Although as per agreement, the contractor shall be entirely responsible for all kinds of taxes, duties, fees, levies and such other charges assessed on the contractor, which usually deducted from the bill, unfortunately, Petrobangla overlooked the issue, a senior official of the Energy Division told this correspondent.
"It's a clear a violation of Taxes law, however, if there is any dispute or new thing arise than the National Board or Revenues (NBR) is the authority to decide things," CAB Energy Expert Dr M Shamsul Alam said.
He said, "The crucial issue is that the contractor will not suffer for halting the production, rather it will get money on the pretext of 'force majeure,' only the labours of the mine and the government will suffer, who will take care of it ?
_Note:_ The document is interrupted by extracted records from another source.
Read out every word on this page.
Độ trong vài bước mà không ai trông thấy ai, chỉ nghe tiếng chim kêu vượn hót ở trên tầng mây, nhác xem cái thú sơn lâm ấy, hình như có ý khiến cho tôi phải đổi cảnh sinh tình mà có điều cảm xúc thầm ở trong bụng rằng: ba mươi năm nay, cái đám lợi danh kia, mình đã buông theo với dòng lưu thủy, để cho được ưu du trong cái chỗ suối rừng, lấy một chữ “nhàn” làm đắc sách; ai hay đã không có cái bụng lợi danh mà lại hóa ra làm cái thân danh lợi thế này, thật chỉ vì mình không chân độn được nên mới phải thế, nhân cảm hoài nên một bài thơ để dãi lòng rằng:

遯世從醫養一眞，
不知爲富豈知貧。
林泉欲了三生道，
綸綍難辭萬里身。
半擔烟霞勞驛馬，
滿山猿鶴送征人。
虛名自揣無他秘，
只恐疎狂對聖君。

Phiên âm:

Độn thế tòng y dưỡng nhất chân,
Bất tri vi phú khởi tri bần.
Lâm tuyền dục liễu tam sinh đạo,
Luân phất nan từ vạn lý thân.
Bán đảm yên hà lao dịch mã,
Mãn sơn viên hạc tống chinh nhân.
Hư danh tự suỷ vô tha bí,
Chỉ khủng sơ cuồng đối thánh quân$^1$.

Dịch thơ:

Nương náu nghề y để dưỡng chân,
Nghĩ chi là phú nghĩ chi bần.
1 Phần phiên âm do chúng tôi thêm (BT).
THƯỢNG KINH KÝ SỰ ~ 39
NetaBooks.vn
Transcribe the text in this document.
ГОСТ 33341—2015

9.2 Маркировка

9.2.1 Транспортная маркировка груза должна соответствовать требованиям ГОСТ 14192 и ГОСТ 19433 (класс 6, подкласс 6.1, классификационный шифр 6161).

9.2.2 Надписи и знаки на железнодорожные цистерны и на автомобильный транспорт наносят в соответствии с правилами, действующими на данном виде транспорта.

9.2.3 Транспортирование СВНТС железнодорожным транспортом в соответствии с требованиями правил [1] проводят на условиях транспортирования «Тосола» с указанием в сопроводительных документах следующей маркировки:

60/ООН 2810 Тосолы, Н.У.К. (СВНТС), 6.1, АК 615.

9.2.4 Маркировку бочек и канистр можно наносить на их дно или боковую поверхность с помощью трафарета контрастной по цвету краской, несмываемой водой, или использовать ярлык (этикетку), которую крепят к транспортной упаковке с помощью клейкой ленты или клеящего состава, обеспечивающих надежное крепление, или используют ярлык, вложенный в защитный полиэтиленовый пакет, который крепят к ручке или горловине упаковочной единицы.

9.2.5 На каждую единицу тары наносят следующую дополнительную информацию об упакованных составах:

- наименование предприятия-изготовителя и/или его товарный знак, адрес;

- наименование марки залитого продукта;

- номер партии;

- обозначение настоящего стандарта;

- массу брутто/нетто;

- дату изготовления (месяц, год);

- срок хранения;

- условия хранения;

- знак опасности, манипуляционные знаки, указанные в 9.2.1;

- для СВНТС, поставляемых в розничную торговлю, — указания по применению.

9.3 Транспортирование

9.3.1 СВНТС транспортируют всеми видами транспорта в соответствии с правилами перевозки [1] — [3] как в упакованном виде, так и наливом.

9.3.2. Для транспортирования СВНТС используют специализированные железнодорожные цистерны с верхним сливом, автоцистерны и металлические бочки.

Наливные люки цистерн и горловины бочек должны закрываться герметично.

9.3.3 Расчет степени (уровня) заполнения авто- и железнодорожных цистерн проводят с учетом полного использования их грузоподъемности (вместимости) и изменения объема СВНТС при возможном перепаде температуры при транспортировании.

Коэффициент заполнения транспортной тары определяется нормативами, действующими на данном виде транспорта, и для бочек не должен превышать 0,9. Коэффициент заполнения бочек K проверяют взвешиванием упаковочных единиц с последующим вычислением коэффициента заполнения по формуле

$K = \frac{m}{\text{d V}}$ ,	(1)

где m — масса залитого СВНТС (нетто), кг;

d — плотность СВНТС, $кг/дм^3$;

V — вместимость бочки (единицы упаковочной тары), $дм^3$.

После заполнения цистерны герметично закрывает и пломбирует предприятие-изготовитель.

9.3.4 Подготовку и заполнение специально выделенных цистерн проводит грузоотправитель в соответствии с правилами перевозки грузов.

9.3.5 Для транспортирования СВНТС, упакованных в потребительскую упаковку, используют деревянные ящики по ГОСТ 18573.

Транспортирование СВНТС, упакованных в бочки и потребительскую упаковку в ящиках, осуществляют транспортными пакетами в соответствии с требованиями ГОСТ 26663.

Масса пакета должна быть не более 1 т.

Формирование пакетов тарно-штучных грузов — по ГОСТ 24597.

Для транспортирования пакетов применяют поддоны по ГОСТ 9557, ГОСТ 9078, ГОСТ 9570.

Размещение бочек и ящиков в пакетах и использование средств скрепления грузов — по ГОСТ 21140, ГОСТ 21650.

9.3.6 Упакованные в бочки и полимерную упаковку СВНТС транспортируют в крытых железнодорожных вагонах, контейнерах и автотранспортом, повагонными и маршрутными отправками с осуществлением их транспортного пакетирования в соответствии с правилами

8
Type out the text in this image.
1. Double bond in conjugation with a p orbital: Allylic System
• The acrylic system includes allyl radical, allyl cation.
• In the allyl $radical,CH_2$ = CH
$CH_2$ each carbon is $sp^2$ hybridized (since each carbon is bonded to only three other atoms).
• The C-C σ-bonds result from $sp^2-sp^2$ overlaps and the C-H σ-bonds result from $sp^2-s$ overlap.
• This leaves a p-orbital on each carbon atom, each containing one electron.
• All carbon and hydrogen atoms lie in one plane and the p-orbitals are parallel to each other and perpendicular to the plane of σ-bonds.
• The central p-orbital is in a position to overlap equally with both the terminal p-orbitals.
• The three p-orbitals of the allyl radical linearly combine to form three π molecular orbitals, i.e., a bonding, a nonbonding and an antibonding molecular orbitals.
He said not only the Tax-Vat issue, MGMCL has became a centre of corruption, government need to form a commission and investigate the whole corruption of the contract.
It has been said the Managing Director is taking "Underground Allowance" in every months although there is no operation.
Earlier, General Manager of MGMCL said the mine has not been receiving adequate ammonium nitrate explosives for the last two years due to Covid-19 pandemic. And said the production could resume by March 27 this year as a consignment of explosives is scheduled to arrive.
"Yes, that was a single consignment, we need continues supply of explosive to run the mine," he added.
As per contract MGMCL is responsible for the mine and the supply of explosives to the mine developer it takes a long time and showed reluctance to collect explosives for the last one year just to ensure some extra benefit to its developer, the official claimed.
MGMCL said that there is a demand of 1.5 tonnes of explosives every day to extract the hard rock. MGMCL has been sourcing the required explosives from India, China, South-Korea and Thailand. But in the wake of the Covid-19 pandemic, the supply of explosives was disrupted but what happened now, the official asked.